Highlights of history
Internet daters tend to prey on users who are, on average, 25% more desirable than them, new study finds
It may differ from the way we approach face-to-face dating, experts say
The most popular online date in the study received 1,504 messages in one month
Online daters tend to seek out users who are about 25% “more desirable” than they are – and, from the look of their posts, many are well aware of the “hierarchy,” according to a study published Wednesday in the journal Science Advances.
The study found that the higher we reach, the longer our messages tend to be – and the less likely we are to receive a message back.
“We have this phrase ‘you are not in my league’. What does it scientifically mean for someone to be out of your league? … How do we know who is in and who is out said study author Elisabeth bruch, associate professor of complex systems and sociology at the University of Michigan.
“Intuitively I expected to find some sort of desirability gap,” she said, “but I was more likely to think 5 or 10%, not 25%. This figure for me was really striking.
The data comes from nearly 187,000 heterosexual dates on a “popular and free online dating service” in New York City, Chicago, Seattle and Boston, according to the study. Researchers did not name the dating service due to a nondisclosure agreement they signed with the company, Bruch said.
By messaging women higher up the ladder, the best men can expect, on average, one in five replies.
“The costs of being ambitious are so low in this context – unlike pursuing partners in person, where rejection really stings”, Eli finkel, professor of psychology and management at Northwestern University, told CNN in an email. Finkel was not involved in the newly published research.
Finkel said this strategy seems “rational” given the low costs of sending a message online. But it can play out very differently in person – at a party, for example – where you can see who’s surrounded by suitors and “redirect your attention to other prospects,” he said.
“In online dating, you can’t tell how much attention someone gets, which means too many of us are looking for too few potential partners – those who [look] attractive in their photographs and profile.
“This is one of the concerns I have long had about online dating,” he added.
Bruch measured “desirability” by looking at the number of messages a user received and the popularity of senders. To rank online daters from least to most desirable, she used the same algorithm that Google’s search engine uses.
Other trends have emerged: the average desirability of a woman begins to decline from the age of 18. Men, on the other hand, peak around the age of 50. In education, for men, more is better. This is not the case for women, whose desirability peaks with an undergraduate degree but takes a hit with postgraduate education – even with age correcting. The race plays a lot in the results, Asian women and white men being the most sought after overall.
What this looks like, in practice, is that “most people receive a handful of messages at most, but a small fraction of the population receives many more,” the researchers wrote.
“Online dating is becoming a problem for… those people – especially women – who find themselves inundated with suitors,” Finkel said. “For them, the process quickly begins to feel like work rather than fun.”

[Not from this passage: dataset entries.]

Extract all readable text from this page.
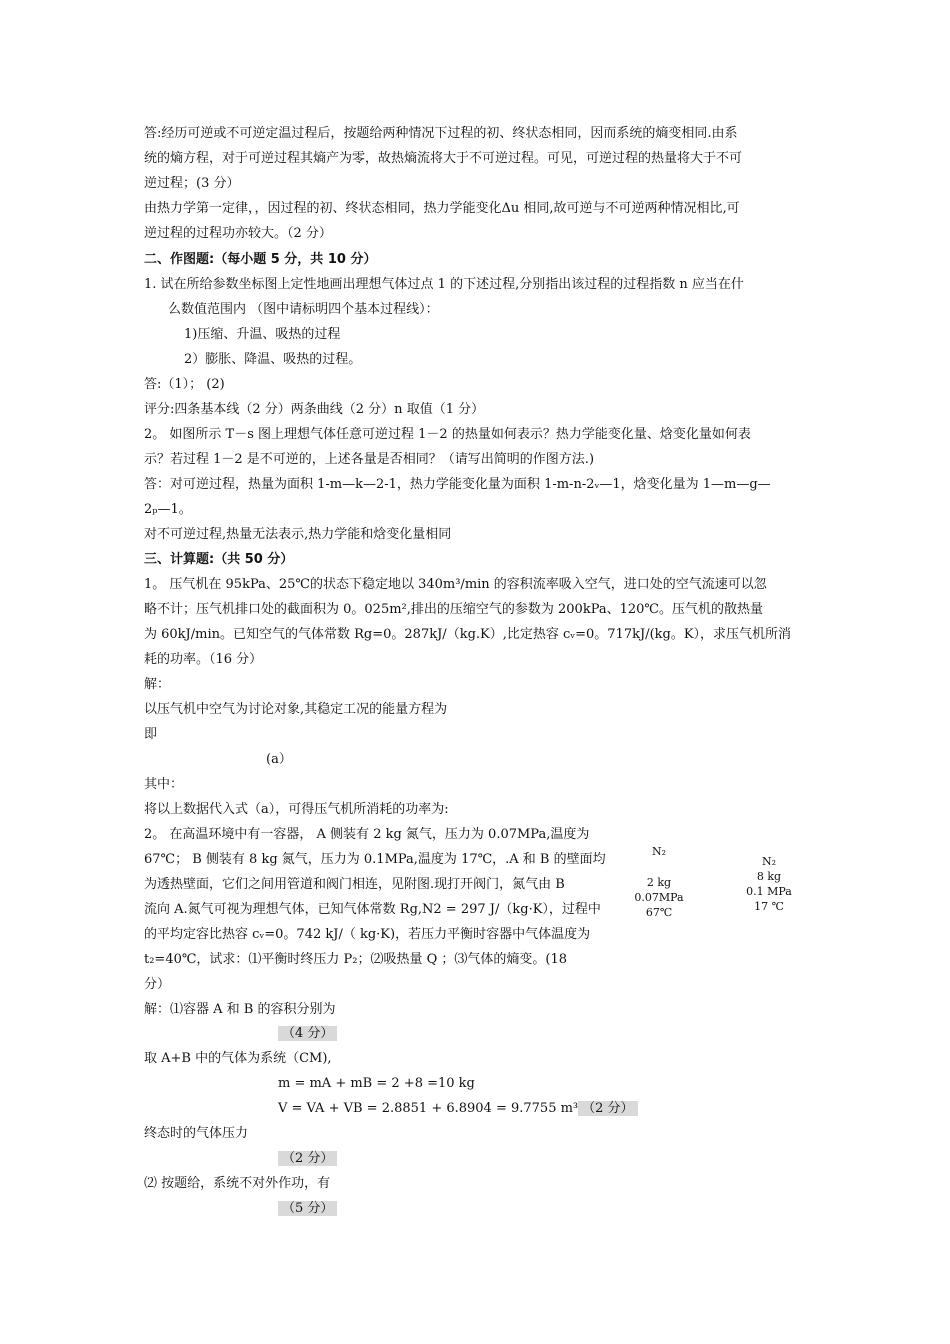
答:经历可逆或不可逆定温过程后，按题给两种情况下过程的初、终状态相同，因而系统的熵变相同.由系
统的熵方程，对于可逆过程其熵产为零，故热熵流将大于不可逆过程。可见，可逆过程的热量将大于不可
逆过程；(3 分）
由热力学第一定律，，因过程的初、终状态相同，热力学能变化Δu 相同,故可逆与不可逆两种情况相比,可
逆过程的过程功亦较大。（2 分）
二、作图题:（每小题 5 分，共 10 分）
1. 试在所给参数坐标图上定性地画出理想气体过点 1 的下述过程,分别指出该过程的过程指数 n 应当在什
么数值范围内 （图中请标明四个基本过程线）：
1)压缩、升温、吸热的过程
2）膨胀、降温、吸热的过程。
答:（1）； (2)
评分:四条基本线（2 分）两条曲线（2 分）n 取值（1 分）
2。 如图所示 T－s 图上理想气体任意可逆过程 1－2 的热量如何表示？热力学能变化量、焓变化量如何表
示？若过程 1－2 是不可逆的，上述各量是否相同？（请写出简明的作图方法.)
答：对可逆过程，热量为面积 1-m—k—2-1，热力学能变化量为面积 1-m-n-2ᵥ—1，焓变化量为 1—m—g—
2ₚ—1。
对不可逆过程,热量无法表示,热力学能和焓变化量相同
三、计算题:（共 50 分）
1。 压气机在 95kPa、25℃的状态下稳定地以 340m³/min 的容积流率吸入空气，进口处的空气流速可以忽
略不计；压气机排口处的截面积为 0。025m²,排出的压缩空气的参数为 200kPa、120℃。压气机的散热量
为 60kJ/min。已知空气的气体常数 Rg=0。287kJ/（kg.K）,比定热容 cᵥ=0。717kJ/(kg。K），求压气机所消
耗的功率。（16 分）
解：
以压气机中空气为讨论对象,其稳定工况的能量方程为
即
(a）
其中：
将以上数据代入式（a），可得压气机所消耗的功率为:
2。 在高温环境中有一容器， A 侧装有 2 kg 氮气，压力为 0.07MPa,温度为
67℃； B 侧装有 8 kg 氮气，压力为 0.1MPa,温度为 17℃，.A 和 B 的壁面均
为透热壁面，它们之间用管道和阀门相连，见附图.现打开阀门，氮气由 B
流向 A.氮气可视为理想气体，已知气体常数 Rg,N2 = 297 J/（kg·K），过程中
的平均定容比热容 cᵥ=0。742 kJ/（ kg·K)，若压力平衡时容器中气体温度为
t₂=40℃，试求：⑴平衡时终压力 P₂；⑵吸热量 Q ；⑶气体的熵变。(18
分）
解：⑴容器 A 和 B 的容积分别为
（4 分）
取 A+B 中的气体为系统（CM),
m = mA + mB = 2 +8 =10 kg
V = VA + VB = 2.8851 + 6.8904 = 9.7755 m³ （2 分）
终态时的气体压力
（2 分）
⑵ 按题给，系统不对外作功，有
（5 分）
N₂
2 kg
0.07MPa
67℃
N₂
8 kg
0.1 MPa
17 ℃
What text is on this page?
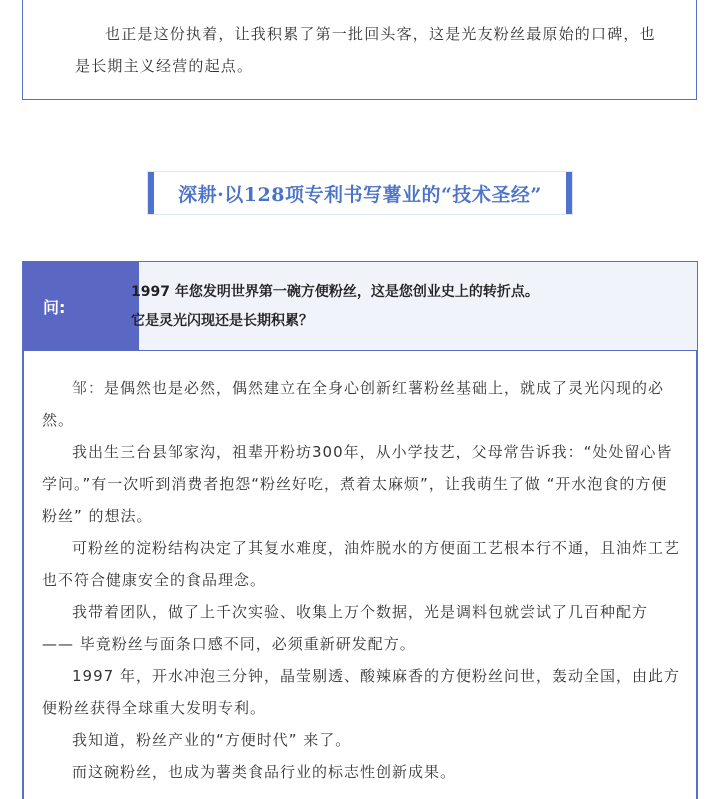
也正是这份执着，让我积累了第一批回头客，这是光友粉丝最原始的口碑，也是长期主义经营的起点。

深耕·以128项专利书写薯业的“技术圣经”
问:
1997 年您发明世界第一碗方便粉丝，这是您创业史上的转折点。
它是灵光闪现还是长期积累？

邹：是偶然也是必然，偶然建立在全身心创新红薯粉丝基础上，就成了灵光闪现的必然。

我出生三台县邹家沟，祖辈开粉坊300年，从小学技艺，父母常告诉我：“处处留心皆学问。”有一次听到消费者抱怨“粉丝好吃，煮着太麻烦”，让我萌生了做 “开水泡食的方便粉丝” 的想法。

可粉丝的淀粉结构决定了其复水难度，油炸脱水的方便面工艺根本行不通，且油炸工艺也不符合健康安全的食品理念。

我带着团队，做了上千次实验、收集上万个数据，光是调料包就尝试了几百种配方 —— 毕竟粉丝与面条口感不同，必须重新研发配方。

1997 年，开水冲泡三分钟，晶莹剔透、酸辣麻香的方便粉丝问世，轰动全国，由此方便粉丝获得全球重大发明专利。

我知道，粉丝产业的“方便时代” 来了。

而这碗粉丝，也成为薯类食品行业的标志性创新成果。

The most popular online date in the dataset? An unidentified 30-year-old woman in New York City who received 1,504 messages in just one month. This represents on average one message every 30 minutes, 24 hours a day.
“It would probably be unheard of offline behavior,” Bruch said. “Online there are many, many more people to send messages to, and there is also potentially the illusion that people who are not really are accessible to you.”
This could increase the hierarchy of internet dating, said Bruch; the most attractive people will get a lot more attention in an app than in a bar.
What about all that effort you’ve put into writing a longer post? It could be wasted energy, the study suggests; the gain was minimal overall.
“It might sound a little demoralizing, but there is a very optimistic take-home message,” Bruch said. “If you’re willing to put in the effort and are comfortable with your low response rate, you can certainly go on and go out with people who are not in your league.
“We can tell you what your odds are [of getting a response] are, and maybe they hover around 10% when you send a message with aspiration. But it is not zero.
According to a 2015 survey According to the Pew Research Center, 15% of American adults say they have used dating apps or websites, including 27% of those aged 18 to 24.
But how does all of that effort – navigation, scanning, and careful writing of posts – go when you meet IRL? (This is “in real life”, for those less familiar with the Internet language.)
“Whether someone is attractive or unattractive in an online dating profile is not particularly helpful in predicting how compatible you will be with that person when you meet face to face,” said Finkel, also. author of “All or nothing marriage. “
Better not to strike someone off based on a ho-hum dating profile, he said.
“I recommend that people spend less time browsing profiles… and more time meeting people for a cup of coffee or a pint of beer.”